SV Schwarz-Weiß Merzbach ließ laufen
Projekt „Aus rot wird grün“ geht in die heiße Phase
Mehr als 100 Teilnehmer am Start - „Irres Ergebnis“ zugunsten des Kunstrasenplatzes erreicht
Merzbach. Das Projekt „Aus rot wird grün“ geht langsam in seine heiße Phase. Mitte September will der SV Schwarz-Weiß Merzbach den Spatenstich machen für den Umbau des stark sanierungsbedürftigen roten Aschenplatzes in einen modernen und pflegeleichten grünen Kunstrasenplatz.
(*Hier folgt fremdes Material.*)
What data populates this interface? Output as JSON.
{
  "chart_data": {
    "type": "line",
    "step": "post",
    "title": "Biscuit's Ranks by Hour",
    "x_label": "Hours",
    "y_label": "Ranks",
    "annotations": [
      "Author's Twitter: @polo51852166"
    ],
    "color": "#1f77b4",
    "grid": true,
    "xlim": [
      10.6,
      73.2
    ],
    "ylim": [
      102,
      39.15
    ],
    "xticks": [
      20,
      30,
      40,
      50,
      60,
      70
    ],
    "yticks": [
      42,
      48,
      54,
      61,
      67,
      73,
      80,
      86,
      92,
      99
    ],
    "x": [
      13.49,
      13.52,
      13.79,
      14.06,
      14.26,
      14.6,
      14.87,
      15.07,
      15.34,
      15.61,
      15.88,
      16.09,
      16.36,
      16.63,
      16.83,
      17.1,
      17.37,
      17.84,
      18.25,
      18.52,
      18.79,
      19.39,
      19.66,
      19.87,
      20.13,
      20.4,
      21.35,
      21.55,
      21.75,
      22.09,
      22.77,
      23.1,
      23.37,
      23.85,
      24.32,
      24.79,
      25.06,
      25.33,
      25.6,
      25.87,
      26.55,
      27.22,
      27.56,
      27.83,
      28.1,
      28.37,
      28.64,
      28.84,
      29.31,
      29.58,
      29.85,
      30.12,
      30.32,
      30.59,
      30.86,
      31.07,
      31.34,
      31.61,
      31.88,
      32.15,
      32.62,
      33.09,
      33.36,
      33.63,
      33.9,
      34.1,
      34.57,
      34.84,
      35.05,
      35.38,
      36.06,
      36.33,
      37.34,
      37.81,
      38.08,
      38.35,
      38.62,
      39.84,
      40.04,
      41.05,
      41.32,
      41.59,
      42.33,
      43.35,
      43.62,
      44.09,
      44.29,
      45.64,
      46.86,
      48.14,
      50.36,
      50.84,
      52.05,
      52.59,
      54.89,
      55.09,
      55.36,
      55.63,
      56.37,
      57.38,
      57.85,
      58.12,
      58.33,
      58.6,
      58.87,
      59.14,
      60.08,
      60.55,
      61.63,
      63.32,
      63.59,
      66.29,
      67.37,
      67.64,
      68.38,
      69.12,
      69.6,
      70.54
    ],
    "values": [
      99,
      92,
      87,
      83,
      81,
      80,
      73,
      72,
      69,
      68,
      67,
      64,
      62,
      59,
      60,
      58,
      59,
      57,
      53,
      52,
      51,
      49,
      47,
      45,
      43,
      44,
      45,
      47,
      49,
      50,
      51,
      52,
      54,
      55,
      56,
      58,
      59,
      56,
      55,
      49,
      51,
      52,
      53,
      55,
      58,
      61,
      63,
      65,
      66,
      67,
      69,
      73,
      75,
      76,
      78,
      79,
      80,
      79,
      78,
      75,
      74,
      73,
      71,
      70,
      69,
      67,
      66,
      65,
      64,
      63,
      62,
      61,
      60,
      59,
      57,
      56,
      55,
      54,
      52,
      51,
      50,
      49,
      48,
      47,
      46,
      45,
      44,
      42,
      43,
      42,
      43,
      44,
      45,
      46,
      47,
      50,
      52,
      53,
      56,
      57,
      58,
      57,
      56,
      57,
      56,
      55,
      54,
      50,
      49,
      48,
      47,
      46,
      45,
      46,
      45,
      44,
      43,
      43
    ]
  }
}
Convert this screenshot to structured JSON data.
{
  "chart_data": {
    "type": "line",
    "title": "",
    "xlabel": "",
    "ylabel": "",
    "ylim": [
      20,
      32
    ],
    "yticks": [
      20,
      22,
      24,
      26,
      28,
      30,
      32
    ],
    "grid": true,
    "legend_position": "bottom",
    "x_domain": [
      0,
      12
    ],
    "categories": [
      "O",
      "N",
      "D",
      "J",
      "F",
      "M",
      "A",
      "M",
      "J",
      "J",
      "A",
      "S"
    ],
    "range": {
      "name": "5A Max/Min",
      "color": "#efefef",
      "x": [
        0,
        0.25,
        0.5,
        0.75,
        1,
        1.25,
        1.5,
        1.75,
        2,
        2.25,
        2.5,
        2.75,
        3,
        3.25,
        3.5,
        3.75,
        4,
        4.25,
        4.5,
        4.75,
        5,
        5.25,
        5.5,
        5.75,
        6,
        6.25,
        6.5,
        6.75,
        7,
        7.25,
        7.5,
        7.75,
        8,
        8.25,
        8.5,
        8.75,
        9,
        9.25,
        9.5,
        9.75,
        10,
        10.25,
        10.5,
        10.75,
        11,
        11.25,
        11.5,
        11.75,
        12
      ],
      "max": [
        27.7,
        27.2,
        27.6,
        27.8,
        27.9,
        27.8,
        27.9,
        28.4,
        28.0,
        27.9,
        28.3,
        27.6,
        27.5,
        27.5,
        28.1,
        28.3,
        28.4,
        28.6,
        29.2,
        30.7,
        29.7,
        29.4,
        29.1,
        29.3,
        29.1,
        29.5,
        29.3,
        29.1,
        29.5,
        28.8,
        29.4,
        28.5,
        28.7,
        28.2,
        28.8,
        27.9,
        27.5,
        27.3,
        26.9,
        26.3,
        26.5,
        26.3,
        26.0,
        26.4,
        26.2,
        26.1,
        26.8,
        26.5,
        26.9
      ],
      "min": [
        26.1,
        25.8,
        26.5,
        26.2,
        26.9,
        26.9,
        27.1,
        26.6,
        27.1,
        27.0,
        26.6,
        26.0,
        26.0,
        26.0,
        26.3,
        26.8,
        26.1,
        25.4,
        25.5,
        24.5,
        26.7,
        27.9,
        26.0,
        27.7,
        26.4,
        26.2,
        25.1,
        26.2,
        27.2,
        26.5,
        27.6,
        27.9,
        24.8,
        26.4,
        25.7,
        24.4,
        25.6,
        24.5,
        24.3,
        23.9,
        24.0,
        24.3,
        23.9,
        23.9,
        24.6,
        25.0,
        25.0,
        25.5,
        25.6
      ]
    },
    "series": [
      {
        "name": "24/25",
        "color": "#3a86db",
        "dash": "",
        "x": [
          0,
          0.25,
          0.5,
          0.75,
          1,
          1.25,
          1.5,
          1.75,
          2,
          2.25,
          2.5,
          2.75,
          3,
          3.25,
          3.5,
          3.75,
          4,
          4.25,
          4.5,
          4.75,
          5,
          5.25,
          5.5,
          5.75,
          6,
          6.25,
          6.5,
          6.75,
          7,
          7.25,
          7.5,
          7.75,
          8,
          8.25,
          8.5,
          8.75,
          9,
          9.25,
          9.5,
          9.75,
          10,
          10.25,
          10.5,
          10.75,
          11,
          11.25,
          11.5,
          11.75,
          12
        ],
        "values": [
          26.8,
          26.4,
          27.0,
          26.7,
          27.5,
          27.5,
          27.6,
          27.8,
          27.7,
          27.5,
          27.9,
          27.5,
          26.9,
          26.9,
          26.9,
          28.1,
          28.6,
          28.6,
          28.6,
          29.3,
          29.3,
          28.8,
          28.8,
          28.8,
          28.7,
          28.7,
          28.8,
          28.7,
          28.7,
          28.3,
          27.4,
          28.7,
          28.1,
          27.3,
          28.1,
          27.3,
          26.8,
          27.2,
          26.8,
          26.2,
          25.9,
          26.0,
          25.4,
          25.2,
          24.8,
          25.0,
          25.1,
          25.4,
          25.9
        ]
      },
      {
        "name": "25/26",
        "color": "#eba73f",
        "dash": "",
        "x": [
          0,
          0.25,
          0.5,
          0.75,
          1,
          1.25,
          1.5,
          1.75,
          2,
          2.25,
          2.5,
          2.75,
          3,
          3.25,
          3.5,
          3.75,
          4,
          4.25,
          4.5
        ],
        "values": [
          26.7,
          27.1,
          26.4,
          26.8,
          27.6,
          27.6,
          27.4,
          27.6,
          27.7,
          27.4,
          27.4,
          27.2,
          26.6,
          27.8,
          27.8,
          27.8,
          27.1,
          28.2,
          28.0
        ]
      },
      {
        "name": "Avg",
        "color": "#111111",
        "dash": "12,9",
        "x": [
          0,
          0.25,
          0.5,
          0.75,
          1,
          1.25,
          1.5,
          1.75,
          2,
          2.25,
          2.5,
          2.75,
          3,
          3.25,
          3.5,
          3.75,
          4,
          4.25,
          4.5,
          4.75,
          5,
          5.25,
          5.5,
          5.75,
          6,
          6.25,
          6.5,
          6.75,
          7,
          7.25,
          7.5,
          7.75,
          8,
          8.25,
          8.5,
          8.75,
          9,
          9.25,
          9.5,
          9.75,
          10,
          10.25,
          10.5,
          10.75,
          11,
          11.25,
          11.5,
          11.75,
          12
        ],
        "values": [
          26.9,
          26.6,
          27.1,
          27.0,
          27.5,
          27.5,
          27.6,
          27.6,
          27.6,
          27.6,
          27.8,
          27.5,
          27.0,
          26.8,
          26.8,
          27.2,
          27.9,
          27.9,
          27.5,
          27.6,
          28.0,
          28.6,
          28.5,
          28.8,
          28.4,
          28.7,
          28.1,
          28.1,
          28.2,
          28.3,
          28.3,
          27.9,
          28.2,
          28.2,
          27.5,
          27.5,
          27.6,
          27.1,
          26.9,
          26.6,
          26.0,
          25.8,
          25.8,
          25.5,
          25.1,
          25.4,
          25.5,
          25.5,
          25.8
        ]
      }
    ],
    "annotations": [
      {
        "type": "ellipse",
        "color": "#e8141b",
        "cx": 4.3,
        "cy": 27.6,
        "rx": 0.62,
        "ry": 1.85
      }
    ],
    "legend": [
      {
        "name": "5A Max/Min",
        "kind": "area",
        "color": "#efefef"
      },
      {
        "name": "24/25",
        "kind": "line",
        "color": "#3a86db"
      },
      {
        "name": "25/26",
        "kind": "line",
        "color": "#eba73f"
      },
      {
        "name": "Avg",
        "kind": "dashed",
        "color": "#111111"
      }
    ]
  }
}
Der Rheinbacher Stadtrat muss zwar am 8. September noch das endgültige Okay dazu geben, doch das scheint nach dem eindeutigen Votum des Hauptausschusses nur noch Formsache zu sein.
Dann steht auch die Finanzierung endgültig, denn die Stadt Rheinbach wird nicht nur einmalig 66.000 Euro für die ohnehin notwendige Platzsanierung überweisen, sondern auch noch über 20 Jahre hinweg einen monatlichen Zuschuss von 1000 Euro, insgesamt also 240.000 Euro. Die sind dazu gedacht, Zins und Tilgung für den notwendigen Baukredit abzutragen, den der Verein als Bauherr und künftiger Platzbesitzer bei der NRW-Bank aufnehmen will.
Bürgermeister Stefan Raetz als Schirmherr
Denn der SV hat natürlich die veranschlagten 385.000 Euro, die der Kunstrasenplatz kosten soll, nicht in der Portokasse liegen. Etwa 80.000 Euro muss er aus eigener Kraft aufbringen und ist dabei auf Sponsoren und Spender angewiesen. Um Geld in die Kasse zu bekommen, startet der SV immer wieder neue Aktionen, wie jetzt einen Sponsorenlauf unter der Schirmherrschaft von Bürgermeister Stefan Raetz.
Mehr als 100 Läufer aller Altersstufen nahmen das Angebot an und kassierten von ihren jeweiligen persönlichen Sponsoren für jede geschaffte Runde einen vorher festgelegten Betrag. „Meist handelte es sich dabei um einen Euro“, wusste Schwarz-Weiß-Jugendleiter Jochen Bois, der die Idee zum Sponsorenlauf hatte und ihn auch organisierte, unterstützt von zahlreichen Vereinsmitgliedern.
Stadt Rheinbach unterstützt das Projekt
Den Startschuss am Morgen gab Vizebürgermeister Claus Wehage, der noch einmal betonte, die Stadt unterstütze das Projekt und wünsche dem Vorhaben viel Glück. Mit der Startnummer 1 machte sich der jüngste Teilnehmer, Raffael Saftig, mit seinen drei Jahren auf den Weg. Die 13-jährige Paula Hess von den C-Mädchen stellte mit 75 absolvierten Runden den Tagesrekord auf.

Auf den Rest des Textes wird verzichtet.